My general question is how to enter this K1 into TurboTax including the ending of the limited partnership. My guess (with a lot of questions!) is…

  • In “Describe the Partnership” I selected “This partnership ended in 2021”
  • In “Describe Partnership Disposal” I selected “Complete disposition.” – Was this correct?
  • In “Tell Us about your sale?” I wasn’t sure so selected “Sold Partnership Interest” – Is that correct?
  • In “Enter Sale Information”…
    • I put “Sale Price” as my last distribution from 19A -- ???
    • Selling expense – 0
    • Partnership basis – 0 – should I have put the small amount from the beginning of the year in section K1 II.L?
    • Ordinary gain – I put the value from the K1 part III, item 1 – is that correct?
    • 1250 gain – I put the value from the K1 part III, item 9c – is that correct? Should it be the value from item 10 instead?

2 replies

February 21, 2022
Rick19744
February 22, 2022

Actually you have done a pretty good job in your attempt, but I will add some commentary:

  • While this may not be what you want to hear, but when you were gifted the interest 20 years ago, you should have been provided with the tax basis of that interest at the time of gift.
    • Hopefully you have this, as if you don't, you really don't have complete information to determine your overall gain or loss.
  • The information on the K-1 Part II line L is tax capital.  This is generally, most of the time, not the same as your outside tax basis.  This reporting was just recently mandated and people think this is their basis in the investment and it's not.  This represents each partners tax basis of the assets in the partnership.
  • Your selling price noted is correct; your liquidating distribution
  • If your K-1 does not have any footnote regarding ordinary gain, leave this blank.  Part III line 1 has already been reported and should adjust your tax basis; which we haven't determined if you have this schedule.
  • Section 1250 gain is correct - line 9c
  • I think your other responses to the TT questions are good
  • The real key here is the question of  your partnership basis.  Let me know if you either have this or don't.  If you don't, how many past year K-1's do you have?
    • Or is this just not a significant number that it's not worth the effort of trying to determine a more accurate partnership tax basis?
*A reminder that posts in a forum such as this do not constitute tax advice.Also keep in mind the date of replies, as tax law changes.
AJ80Author
February 22, 2022

Hi Rick19744,

Thanks so much for the assistance!

I was not provided with the tax basis 20 years ago.

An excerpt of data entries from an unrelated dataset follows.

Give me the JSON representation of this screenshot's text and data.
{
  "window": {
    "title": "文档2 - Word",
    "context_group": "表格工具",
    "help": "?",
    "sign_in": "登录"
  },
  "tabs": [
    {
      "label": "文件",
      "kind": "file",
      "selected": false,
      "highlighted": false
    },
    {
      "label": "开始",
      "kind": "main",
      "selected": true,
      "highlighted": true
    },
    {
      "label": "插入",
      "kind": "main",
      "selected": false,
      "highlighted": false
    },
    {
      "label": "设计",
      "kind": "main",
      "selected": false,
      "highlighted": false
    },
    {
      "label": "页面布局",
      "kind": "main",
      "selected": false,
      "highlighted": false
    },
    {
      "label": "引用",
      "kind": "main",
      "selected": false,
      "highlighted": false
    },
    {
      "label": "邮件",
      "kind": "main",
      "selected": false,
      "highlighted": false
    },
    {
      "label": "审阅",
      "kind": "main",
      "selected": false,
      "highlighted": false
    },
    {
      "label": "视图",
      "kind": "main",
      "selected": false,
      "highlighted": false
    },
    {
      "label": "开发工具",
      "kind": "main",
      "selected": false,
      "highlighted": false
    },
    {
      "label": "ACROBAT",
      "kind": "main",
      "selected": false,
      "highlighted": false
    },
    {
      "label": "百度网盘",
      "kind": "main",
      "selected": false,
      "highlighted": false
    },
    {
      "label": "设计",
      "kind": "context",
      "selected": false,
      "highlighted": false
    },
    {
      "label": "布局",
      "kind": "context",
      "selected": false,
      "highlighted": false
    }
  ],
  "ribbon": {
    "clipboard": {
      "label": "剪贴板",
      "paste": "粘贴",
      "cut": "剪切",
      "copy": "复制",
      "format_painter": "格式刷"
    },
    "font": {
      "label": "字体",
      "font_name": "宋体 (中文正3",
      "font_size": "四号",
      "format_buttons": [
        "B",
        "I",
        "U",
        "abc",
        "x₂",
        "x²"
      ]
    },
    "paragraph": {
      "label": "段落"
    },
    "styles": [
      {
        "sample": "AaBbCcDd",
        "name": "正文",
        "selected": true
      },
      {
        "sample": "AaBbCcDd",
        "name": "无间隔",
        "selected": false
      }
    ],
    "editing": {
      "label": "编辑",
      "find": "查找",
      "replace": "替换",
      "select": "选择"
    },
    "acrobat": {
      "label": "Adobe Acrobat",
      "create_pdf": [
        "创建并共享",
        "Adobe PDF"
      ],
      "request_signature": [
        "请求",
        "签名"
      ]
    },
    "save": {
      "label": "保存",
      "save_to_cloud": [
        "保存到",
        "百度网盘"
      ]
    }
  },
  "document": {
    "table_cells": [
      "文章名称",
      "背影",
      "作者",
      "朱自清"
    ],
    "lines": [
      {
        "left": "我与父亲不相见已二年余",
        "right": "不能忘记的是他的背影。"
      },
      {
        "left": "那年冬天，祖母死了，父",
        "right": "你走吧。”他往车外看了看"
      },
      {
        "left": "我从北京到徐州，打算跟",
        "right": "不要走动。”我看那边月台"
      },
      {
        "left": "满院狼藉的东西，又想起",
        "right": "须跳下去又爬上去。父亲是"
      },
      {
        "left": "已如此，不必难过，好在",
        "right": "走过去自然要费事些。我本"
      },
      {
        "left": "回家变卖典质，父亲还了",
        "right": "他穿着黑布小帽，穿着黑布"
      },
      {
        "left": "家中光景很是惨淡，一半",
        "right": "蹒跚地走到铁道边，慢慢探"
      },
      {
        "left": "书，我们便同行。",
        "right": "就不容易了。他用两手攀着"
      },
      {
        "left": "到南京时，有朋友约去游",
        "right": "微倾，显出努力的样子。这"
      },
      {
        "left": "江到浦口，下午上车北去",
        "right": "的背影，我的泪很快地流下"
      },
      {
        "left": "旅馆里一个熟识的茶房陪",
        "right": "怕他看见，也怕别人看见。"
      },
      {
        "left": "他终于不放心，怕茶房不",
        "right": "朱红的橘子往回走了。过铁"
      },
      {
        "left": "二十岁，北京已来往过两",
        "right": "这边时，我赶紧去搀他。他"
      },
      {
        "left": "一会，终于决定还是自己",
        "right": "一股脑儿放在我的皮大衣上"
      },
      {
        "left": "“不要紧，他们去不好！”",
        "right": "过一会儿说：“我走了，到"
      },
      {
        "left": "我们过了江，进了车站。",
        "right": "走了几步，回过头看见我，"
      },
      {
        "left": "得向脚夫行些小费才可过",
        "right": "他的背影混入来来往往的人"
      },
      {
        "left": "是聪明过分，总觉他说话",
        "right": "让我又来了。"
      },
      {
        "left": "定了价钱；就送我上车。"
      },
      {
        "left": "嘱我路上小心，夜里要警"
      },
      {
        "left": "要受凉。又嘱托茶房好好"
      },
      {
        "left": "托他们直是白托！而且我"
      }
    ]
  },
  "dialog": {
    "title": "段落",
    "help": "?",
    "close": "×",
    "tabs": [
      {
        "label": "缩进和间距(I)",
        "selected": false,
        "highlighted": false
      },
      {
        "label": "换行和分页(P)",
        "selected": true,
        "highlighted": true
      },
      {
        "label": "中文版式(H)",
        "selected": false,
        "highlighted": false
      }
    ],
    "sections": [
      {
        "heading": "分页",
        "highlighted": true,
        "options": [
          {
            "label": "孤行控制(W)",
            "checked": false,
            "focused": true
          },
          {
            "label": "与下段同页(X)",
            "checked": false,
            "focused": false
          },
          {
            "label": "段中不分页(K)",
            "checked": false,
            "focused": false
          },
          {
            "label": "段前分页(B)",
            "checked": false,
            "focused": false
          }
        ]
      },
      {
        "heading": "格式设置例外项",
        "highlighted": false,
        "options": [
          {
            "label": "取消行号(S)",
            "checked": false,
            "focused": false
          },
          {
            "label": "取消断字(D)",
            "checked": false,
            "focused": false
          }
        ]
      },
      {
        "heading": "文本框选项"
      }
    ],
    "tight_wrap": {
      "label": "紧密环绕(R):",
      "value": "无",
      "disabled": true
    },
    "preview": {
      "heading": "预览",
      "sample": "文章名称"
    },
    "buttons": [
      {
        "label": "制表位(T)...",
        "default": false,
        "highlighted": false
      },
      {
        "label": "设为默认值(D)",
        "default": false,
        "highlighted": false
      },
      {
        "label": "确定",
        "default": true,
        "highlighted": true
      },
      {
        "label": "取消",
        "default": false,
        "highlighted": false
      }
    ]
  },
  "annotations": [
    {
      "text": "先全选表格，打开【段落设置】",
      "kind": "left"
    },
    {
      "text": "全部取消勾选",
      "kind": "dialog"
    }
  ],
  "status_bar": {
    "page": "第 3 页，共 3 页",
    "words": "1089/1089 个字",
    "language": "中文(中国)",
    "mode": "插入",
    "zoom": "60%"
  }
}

I do have every tax return and K1 since then. Will that help?

February 22, 2022

Just enter the amount of equity you still had in the business at the time of selling your share. That includes your share of the profits of the final year which were not distributed. 

Look at the beginning capital account of the final return, add any contributions, deduct the distributions and add your share of the profits during the year (or deduct your share of the losses). The only reason I laid it out like this is, because you might have a zero ending capital account balance on your K1. Normally you would just take the ending capital. This is not a valuation by any means, but it will be good enough in recording the gain or loss on the sale.